Abu Ali was one of the commonest names of all, but when a well-read man in Bukhara, Cordova, Balkh or Baghdad, pronounced it with such a tone of familiar deference, there could be no confusion over whom they meant. It was Abu Ali Ibn Sina, renowned in the Occident under the name of Avicenna. Omar had not met him, having been born eleven years after his death, but he revered him as the undisputed master of the generation, the possessor of science, the Apostle of Reason.

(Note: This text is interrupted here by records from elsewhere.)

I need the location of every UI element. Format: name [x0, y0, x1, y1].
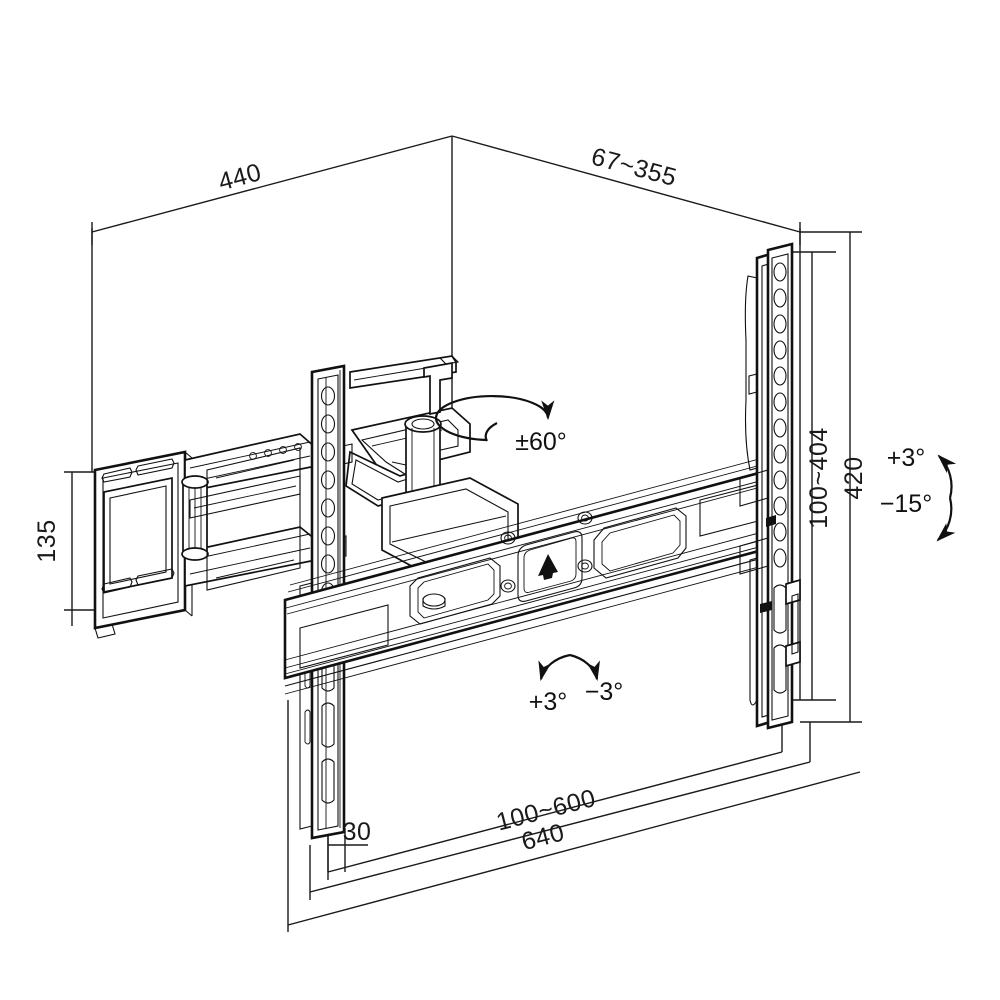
dimension-label-vesa-vertical: 100~404	[805, 427, 833, 529]
right-rail-bracket	[739, 469, 769, 575]
horizontal-tv-rail	[283, 454, 775, 695]
tilt-angle-annotation	[936, 454, 957, 542]
lower-rail-segment	[189, 475, 301, 519]
swivel-rotation-arrow	[434, 394, 555, 442]
roll-angle-annotation	[538, 653, 600, 682]
right-wall-rail	[744, 242, 801, 730]
roll-rotation-arrow-left	[538, 653, 571, 682]
dimension-label-rail-height: 420	[840, 456, 868, 499]
angle-label-swivel: ±60°	[515, 428, 567, 456]
left-mounting-plate	[93, 450, 193, 639]
roll-rotation-arrow-right	[569, 653, 600, 682]
angle-label-tilt-down: −15°	[880, 490, 932, 518]
angle-label-roll-positive: +3°	[529, 688, 568, 716]
dimension-label-plate-height: 135	[33, 519, 61, 562]
swivel-angle-annotation	[434, 394, 555, 442]
dimension-label-wall-offset: 67~355	[588, 142, 679, 192]
perspective-dimension-box	[91, 135, 801, 700]
tilt-rotation-arrow-up	[937, 454, 957, 499]
dimension-label-bracket-offset: 30	[343, 818, 372, 846]
dimension-rail-heights	[790, 231, 862, 723]
angle-label-roll-negative: −3°	[585, 678, 624, 706]
dimension-label-depth: 440	[215, 158, 264, 196]
angle-label-tilt-up: +3°	[887, 444, 926, 472]
tilt-rotation-arrow-down	[936, 497, 956, 542]
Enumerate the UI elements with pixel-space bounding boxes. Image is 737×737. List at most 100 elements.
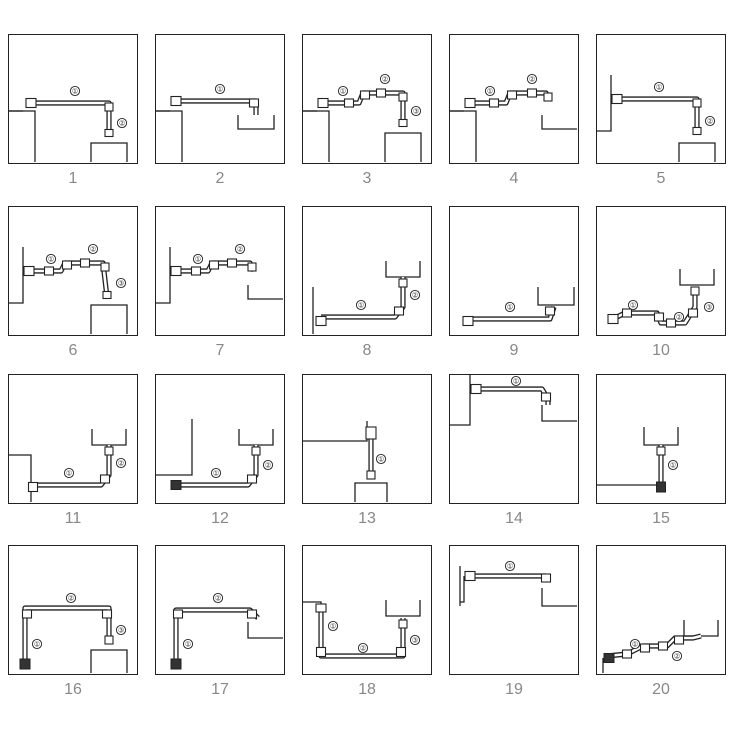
part-label-text: ① <box>513 377 519 385</box>
diagram-number: 3 <box>362 170 372 187</box>
part-label-text: ② <box>674 652 680 660</box>
part-label-text: ③ <box>412 636 418 644</box>
part-label-16-2: ② <box>65 592 77 604</box>
part-label-10-3: ③ <box>703 301 715 313</box>
pipe-layout-drawing: ① ② ③ <box>303 73 422 162</box>
part-label-text: ① <box>195 255 201 263</box>
part-label-text: ① <box>670 461 676 469</box>
diagram-number: 2 <box>215 170 225 187</box>
diagram-number: 13 <box>358 510 376 527</box>
part-label-3-1: ① <box>337 85 349 97</box>
pipe-layout-drawing: ① <box>459 560 577 607</box>
part-label-text: ① <box>358 301 364 309</box>
pipe-layout-drawing: ① <box>450 375 577 426</box>
part-label-7-2: ② <box>234 243 246 255</box>
part-label-1-1: ① <box>69 85 81 97</box>
diagram-panel: ① <box>302 374 432 504</box>
part-label-text: ① <box>656 83 662 91</box>
part-label-text: ① <box>66 469 72 477</box>
diagram-number: 7 <box>215 342 225 359</box>
part-label-14-1: ① <box>510 375 522 387</box>
part-label-text: ② <box>68 594 74 602</box>
part-label-text: ② <box>412 291 418 299</box>
part-label-2-1: ① <box>214 83 226 95</box>
part-label-1-2: ② <box>116 117 128 129</box>
diagram-number: 16 <box>64 681 82 698</box>
diagram-number: 15 <box>652 510 670 527</box>
part-label-16-3: ③ <box>115 624 127 636</box>
pipe-layout-drawing: ①② <box>170 592 283 670</box>
diagram-number: 14 <box>505 510 523 527</box>
part-label-text: ① <box>507 562 513 570</box>
pipe-layout-drawing: ①② <box>9 85 128 162</box>
part-label-6-2: ② <box>87 243 99 255</box>
diagram-number: 19 <box>505 681 523 698</box>
diagram-number: 10 <box>652 342 670 359</box>
part-label-text: ② <box>118 459 124 467</box>
part-label-6-3: ③ <box>115 277 127 289</box>
part-label-text: ② <box>707 117 713 125</box>
part-label-7-1: ① <box>192 253 204 265</box>
part-label-3-2: ② <box>379 73 391 85</box>
diagram-panel: ① <box>449 545 579 675</box>
part-label-text: ① <box>217 85 223 93</box>
part-label-text: ① <box>213 469 219 477</box>
part-label-text: ① <box>378 455 384 463</box>
pipe-layout-drawing: ①② <box>9 429 127 502</box>
diagram-cell-20: ① ② 20 <box>596 545 730 705</box>
diagram-number: 5 <box>656 170 666 187</box>
diagram-number: 8 <box>362 342 372 359</box>
part-label-text: ① <box>34 640 40 648</box>
part-label-15-1: ① <box>667 459 679 471</box>
diagram-panel: ① <box>449 206 579 336</box>
part-label-text: ③ <box>706 303 712 311</box>
part-label-4-1: ① <box>484 85 496 97</box>
part-label-text: ① <box>330 622 336 630</box>
pipe-layout-drawing: ① ② ③ <box>19 592 128 673</box>
part-label-5-1: ① <box>653 81 665 93</box>
diagram-number: 20 <box>652 681 670 698</box>
part-label-text: ① <box>72 87 78 95</box>
part-label-19-1: ① <box>504 560 516 572</box>
part-label-12-2: ② <box>262 459 274 471</box>
part-label-8-2: ② <box>409 289 421 301</box>
diagram-cell-18: ① ② ③ 18 <box>302 545 436 705</box>
part-label-text: ① <box>185 640 191 648</box>
part-label-text: ① <box>340 87 346 95</box>
part-label-text: ① <box>487 87 493 95</box>
diagram-number: 12 <box>211 510 229 527</box>
diagram-cell-16: ① ② ③ 16 <box>8 545 142 705</box>
diagram-number: 18 <box>358 681 376 698</box>
part-label-5-2: ② <box>704 115 716 127</box>
part-label-text: ② <box>360 644 366 652</box>
part-label-text: ③ <box>413 107 419 115</box>
part-label-text: ② <box>237 245 243 253</box>
part-label-text: ② <box>215 594 221 602</box>
diagram-panel: ① <box>155 34 285 164</box>
part-label-18-1: ① <box>327 620 339 632</box>
part-label-text: ② <box>90 245 96 253</box>
part-label-text: ① <box>632 640 638 648</box>
part-label-text: ③ <box>118 626 124 634</box>
part-label-11-1: ① <box>63 467 75 479</box>
part-label-11-2: ② <box>115 457 127 469</box>
diagram-panel: ① ② ③ <box>302 545 432 675</box>
pipe-layout-drawing: ① ② ③ <box>303 600 421 659</box>
diagram-number: 9 <box>509 342 519 359</box>
part-label-16-1: ① <box>31 638 43 650</box>
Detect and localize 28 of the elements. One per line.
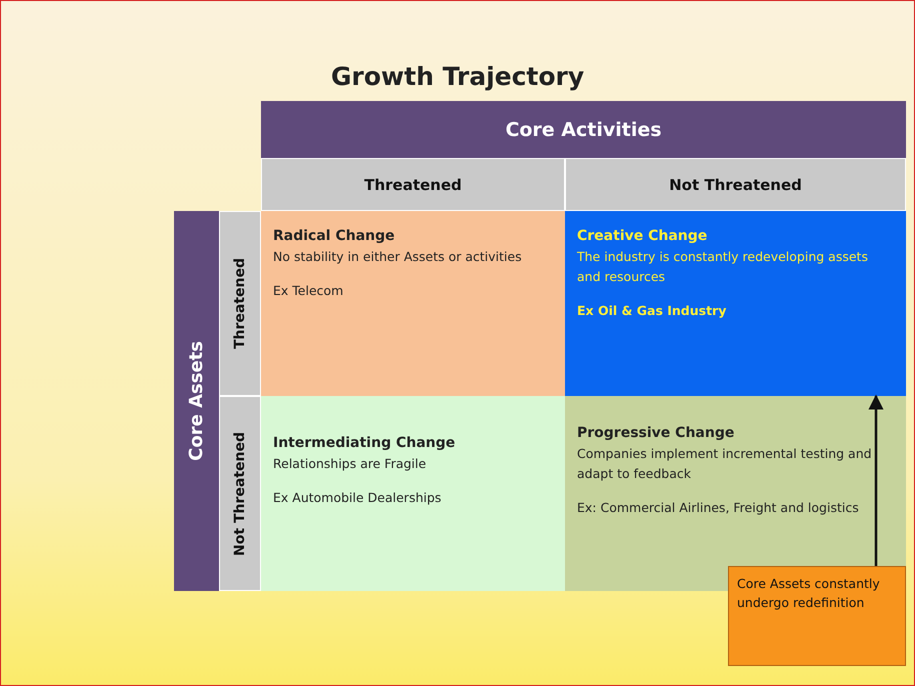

Khayyam muttered anew, ‘Jaber, the favourite disciple of Abu Ali!’, for, even though he was seeing him for the first time, he knew all about the pathetic and exemplary punishment which had been meted out to him. Avicenna had soon considered him as his successor in the fields of medicine and metaphysics; he had admired the power of his argument and only rebuked him for expounding his ideas in a manner which was slightly too haughty and blunt. This won Jaber several terms in prison and three public beatings, the last having taken place in the Great Square of Samarkand when he was given one hundred and fifty lashes in front of all his family. He never recovered from that humiliation. At what moment had he teetered over the edge into madness? Doubtless upon the death of his wife. He could be seen staggering about in rags and tatters, yelling out and ranting irreverently. Hot on his trail would follow packs of kids, clapping their hands and throwing sharp stones at him until he ended up in tears.
As he watched this scene, Omar could not help thinking, ‘If I am not careful, I could well end up a wretch like that.’ It was not so much that he feared drunkenness for he and wine had learnt to respect each other, and the one would never lay the other low. What he feared was the idea that the mob could break down his wall of respectability. He felt overly menaced by the spectacle of this fallen man and wanted to distance himself from it. He knew however that he could not just abandon a companion of Avicenna to the crowd. He took three solemn steps, and struck a detached pose as he spoke firmly and with regal gesture.
‘Leave the poor man alone.’
The gang leader who had been bent over Jaber came and planted himself upright in front of the intruder. A deep scar ran across his beard, from his right ear to the tip of his chin, and it was this puckered profile that he thrust towards Omar, as he uttered in judgement, ‘This man is a drunkard, an infidel.’ Then he hissed out the last word like a curse, ‘a failasuf!’